I read that runners should concentrate on drinking more water the week before an endurance race and to abstain from alcohol. This makes good sense to me. I do try to drink more water than anything else. When we eat out, I order water, and I have a glass in the kitchen that is always at varying levels of fullness. I do not drink soda pop (liquid candy) at all; however, I do drink coffee, and I know that it is dehydrating, and that I need to drink an additional glass of water for every cup of coffee to make up for it.
However, for future half marathons, I think I will make it my mission the previous week to ensure that I drink water a lot more. I recognize that this is a great habit anyway so rather than waiting for the next race as a justification for doing this, I want to start focusing on it this week (I just finished the glass I had in front of me and went to refill my glass in the kitchen before continuing to type!).
And I have to admit that I enjoyed multiple glasses of red wine during the week before the race ... not all in one evening, but one bottle's worth over the course of a few evenings. I just think that from now on, if a particular race is of significant importance to me (one in which I am setting a goal rather than doing for fun), I should "prove" it to myself by making a greater effort to abstain from dehydrating alcohol until after the event. I will drink wine after to celebrate! :)
ii) I should probably not run hard in a race the week before an endurance race. :)
I have also read about the so-called "rule" - a runner should not run another race for awhile after completing one. The rule states a day off for every K ran. This means a 10K race is okay every two weeks, and a half marathon is okay every 21 days. I ran a hard, hilly 10K in a great time (for me) the week before the half marathon. I knew already then that I should not be running that 10K "hard" and to treat it as an average, training 10K run, but I did not expect the Pinery run to be so hilly, and I am the type of person who is motivated by the adrenaline of being in a race with others.
The fact is, being in both the Pinery Provincial Park 10K Run and the NFIM half marathon was more important to me than not running the 10K in order to "save myself" for the HM. I do not regret the decision I made at all. I am just thinking out loud on my blog that, in the future, if I am going to set a certain PR goal for myself, perhaps I may choose differently ...
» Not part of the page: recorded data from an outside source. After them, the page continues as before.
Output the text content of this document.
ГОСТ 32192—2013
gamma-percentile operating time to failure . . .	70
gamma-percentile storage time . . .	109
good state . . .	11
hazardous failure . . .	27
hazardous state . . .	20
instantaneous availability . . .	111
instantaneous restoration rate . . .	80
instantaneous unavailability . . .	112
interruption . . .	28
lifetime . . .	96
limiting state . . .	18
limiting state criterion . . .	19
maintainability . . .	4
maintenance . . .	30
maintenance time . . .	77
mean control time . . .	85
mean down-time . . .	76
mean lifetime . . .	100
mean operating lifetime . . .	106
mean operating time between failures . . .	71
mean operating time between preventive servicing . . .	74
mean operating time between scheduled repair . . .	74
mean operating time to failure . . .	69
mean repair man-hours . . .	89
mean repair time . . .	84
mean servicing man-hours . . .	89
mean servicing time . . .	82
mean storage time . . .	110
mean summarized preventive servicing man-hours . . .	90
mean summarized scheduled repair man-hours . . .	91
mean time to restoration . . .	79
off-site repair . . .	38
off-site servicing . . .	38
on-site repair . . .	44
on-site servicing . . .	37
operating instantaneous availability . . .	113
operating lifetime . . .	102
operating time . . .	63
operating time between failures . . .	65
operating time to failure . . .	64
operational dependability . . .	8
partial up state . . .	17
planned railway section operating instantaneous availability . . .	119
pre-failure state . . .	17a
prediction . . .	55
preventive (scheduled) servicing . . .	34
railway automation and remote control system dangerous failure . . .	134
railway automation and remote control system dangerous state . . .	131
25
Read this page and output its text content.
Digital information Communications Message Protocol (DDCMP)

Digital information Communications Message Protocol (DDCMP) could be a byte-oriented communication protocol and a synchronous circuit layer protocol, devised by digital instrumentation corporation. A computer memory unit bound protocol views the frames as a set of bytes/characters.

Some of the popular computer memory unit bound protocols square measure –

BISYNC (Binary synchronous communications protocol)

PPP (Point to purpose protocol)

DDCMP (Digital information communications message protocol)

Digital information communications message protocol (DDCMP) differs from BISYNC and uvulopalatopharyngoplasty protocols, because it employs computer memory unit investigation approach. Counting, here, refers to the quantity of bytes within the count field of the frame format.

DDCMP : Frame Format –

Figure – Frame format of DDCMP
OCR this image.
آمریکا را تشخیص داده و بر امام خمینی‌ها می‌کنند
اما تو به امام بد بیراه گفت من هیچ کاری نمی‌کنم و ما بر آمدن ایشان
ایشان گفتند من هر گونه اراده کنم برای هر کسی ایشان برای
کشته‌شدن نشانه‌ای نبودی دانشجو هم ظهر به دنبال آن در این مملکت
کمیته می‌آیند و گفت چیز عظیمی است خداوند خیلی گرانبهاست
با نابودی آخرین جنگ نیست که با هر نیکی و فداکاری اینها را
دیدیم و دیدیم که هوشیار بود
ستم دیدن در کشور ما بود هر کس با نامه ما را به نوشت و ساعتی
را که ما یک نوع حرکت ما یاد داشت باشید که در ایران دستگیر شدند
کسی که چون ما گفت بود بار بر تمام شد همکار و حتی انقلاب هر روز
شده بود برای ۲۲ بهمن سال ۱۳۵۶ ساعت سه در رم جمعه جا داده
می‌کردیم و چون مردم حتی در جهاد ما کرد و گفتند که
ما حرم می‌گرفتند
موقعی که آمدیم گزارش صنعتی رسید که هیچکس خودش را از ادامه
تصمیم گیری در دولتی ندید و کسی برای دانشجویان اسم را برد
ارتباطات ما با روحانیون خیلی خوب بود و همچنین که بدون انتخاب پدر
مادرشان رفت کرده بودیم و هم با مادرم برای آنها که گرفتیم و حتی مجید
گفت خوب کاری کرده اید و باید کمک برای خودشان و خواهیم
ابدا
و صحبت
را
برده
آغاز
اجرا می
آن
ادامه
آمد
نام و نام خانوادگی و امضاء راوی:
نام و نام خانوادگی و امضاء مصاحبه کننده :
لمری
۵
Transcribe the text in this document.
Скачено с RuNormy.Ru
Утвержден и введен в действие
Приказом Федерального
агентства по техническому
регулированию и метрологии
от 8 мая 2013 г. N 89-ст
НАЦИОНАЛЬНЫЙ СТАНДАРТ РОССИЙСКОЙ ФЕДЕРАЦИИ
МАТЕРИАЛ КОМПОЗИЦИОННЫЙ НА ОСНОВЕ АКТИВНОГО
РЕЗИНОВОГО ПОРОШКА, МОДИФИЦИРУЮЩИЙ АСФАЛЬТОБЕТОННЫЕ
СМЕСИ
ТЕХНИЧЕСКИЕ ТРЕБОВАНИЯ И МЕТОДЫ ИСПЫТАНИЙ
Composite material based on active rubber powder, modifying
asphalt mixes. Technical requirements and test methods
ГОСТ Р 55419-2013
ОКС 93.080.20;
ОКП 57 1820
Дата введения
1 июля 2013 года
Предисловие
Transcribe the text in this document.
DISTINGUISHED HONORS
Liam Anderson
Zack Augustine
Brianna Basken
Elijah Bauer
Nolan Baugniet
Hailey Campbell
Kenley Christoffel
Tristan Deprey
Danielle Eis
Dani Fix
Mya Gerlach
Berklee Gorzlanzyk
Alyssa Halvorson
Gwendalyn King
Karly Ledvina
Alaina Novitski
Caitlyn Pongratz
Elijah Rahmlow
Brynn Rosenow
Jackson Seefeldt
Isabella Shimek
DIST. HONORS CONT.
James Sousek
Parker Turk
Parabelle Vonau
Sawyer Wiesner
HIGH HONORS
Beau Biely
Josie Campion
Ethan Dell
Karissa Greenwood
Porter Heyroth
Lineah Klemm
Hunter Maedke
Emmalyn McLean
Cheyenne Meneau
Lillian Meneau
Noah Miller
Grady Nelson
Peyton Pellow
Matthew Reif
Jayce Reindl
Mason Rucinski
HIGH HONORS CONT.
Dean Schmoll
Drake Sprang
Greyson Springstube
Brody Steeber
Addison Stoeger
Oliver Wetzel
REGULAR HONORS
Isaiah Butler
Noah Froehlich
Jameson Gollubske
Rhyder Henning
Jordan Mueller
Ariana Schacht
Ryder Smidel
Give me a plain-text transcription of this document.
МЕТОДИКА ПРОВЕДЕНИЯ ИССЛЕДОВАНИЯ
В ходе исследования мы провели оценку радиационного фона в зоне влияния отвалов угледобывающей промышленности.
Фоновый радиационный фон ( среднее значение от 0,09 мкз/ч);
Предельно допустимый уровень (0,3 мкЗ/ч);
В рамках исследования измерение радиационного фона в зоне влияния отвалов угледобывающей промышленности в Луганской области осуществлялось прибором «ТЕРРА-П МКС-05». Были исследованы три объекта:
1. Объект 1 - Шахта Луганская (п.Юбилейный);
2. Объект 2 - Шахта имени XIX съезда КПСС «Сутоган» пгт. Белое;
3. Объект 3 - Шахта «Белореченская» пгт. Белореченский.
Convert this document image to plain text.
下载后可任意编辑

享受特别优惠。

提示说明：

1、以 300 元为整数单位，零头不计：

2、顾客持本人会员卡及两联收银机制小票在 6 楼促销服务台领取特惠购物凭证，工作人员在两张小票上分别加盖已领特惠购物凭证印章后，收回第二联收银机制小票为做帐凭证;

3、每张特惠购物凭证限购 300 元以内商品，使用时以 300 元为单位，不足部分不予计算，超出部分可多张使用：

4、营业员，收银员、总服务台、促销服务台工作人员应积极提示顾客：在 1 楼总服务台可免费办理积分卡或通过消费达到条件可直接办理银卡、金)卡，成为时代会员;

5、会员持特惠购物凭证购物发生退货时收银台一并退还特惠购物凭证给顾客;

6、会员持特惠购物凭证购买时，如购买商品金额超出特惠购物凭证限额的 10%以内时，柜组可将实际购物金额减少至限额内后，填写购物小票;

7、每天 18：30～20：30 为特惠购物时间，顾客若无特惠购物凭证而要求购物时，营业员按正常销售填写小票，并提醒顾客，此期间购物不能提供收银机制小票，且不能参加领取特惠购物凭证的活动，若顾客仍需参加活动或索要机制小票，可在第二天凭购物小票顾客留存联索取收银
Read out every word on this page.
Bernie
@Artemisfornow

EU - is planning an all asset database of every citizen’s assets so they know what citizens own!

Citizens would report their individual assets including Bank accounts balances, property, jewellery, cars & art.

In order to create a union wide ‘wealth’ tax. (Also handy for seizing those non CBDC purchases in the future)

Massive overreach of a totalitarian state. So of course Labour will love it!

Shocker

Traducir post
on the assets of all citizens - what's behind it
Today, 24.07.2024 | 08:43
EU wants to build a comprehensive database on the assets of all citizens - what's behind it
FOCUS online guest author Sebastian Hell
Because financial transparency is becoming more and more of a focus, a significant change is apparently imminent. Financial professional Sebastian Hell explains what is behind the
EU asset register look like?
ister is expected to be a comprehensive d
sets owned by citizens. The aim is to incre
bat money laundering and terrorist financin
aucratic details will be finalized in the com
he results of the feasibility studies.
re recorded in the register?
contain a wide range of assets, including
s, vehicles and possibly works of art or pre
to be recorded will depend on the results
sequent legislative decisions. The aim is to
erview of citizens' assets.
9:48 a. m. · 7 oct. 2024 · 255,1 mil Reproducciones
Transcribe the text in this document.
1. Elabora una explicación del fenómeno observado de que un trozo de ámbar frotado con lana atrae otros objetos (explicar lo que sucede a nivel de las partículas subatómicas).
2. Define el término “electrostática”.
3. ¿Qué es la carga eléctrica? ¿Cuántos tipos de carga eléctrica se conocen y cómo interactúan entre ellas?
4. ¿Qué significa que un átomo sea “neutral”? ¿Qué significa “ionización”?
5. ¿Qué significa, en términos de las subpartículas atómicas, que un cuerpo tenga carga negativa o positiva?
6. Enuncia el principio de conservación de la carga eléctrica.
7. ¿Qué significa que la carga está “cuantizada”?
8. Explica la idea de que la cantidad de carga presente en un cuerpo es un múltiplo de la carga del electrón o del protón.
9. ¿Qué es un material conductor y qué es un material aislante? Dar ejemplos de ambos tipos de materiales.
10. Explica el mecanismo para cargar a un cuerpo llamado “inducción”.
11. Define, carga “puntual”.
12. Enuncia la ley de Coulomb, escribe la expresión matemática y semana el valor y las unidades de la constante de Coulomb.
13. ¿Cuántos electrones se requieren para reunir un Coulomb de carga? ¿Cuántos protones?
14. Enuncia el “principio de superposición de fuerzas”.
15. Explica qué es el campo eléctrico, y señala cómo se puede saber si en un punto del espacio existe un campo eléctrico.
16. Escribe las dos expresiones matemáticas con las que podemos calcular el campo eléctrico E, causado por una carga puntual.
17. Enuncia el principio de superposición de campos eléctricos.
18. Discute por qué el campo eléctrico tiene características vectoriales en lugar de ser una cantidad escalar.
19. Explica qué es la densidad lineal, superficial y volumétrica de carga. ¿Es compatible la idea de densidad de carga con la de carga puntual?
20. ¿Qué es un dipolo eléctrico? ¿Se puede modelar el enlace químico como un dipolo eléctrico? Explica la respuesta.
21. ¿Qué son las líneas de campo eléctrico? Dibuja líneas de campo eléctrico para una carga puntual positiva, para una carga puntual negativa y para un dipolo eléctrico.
I was just reading an interesting discussion between runners on Dailymile under one woman's profile. She was asking her friends if she should participate in a 10K run this weekend (the same 10K I am in this weekend, which is how I found the discussion). She is running her first marathon the following weekend in Hamilton. Most of her friends said "no", don't do it, whereas others told her that if she could run the 10K easy, without getting competitive and running her best, then it was okay. A few other runners quoted the rule I referred to above whereas another runner said, forget the rule! How do you feel? In conclusion, she has decided not to run in the 10K this weekend. This runner has decided that she cannot run the 10K without becoming competitive and running as hard as she can. For me, this discussion was thought provoking, especially given my recent schedule of Sundays - 10K race; 20 K long training run; 10K race; half marathon; 10K race.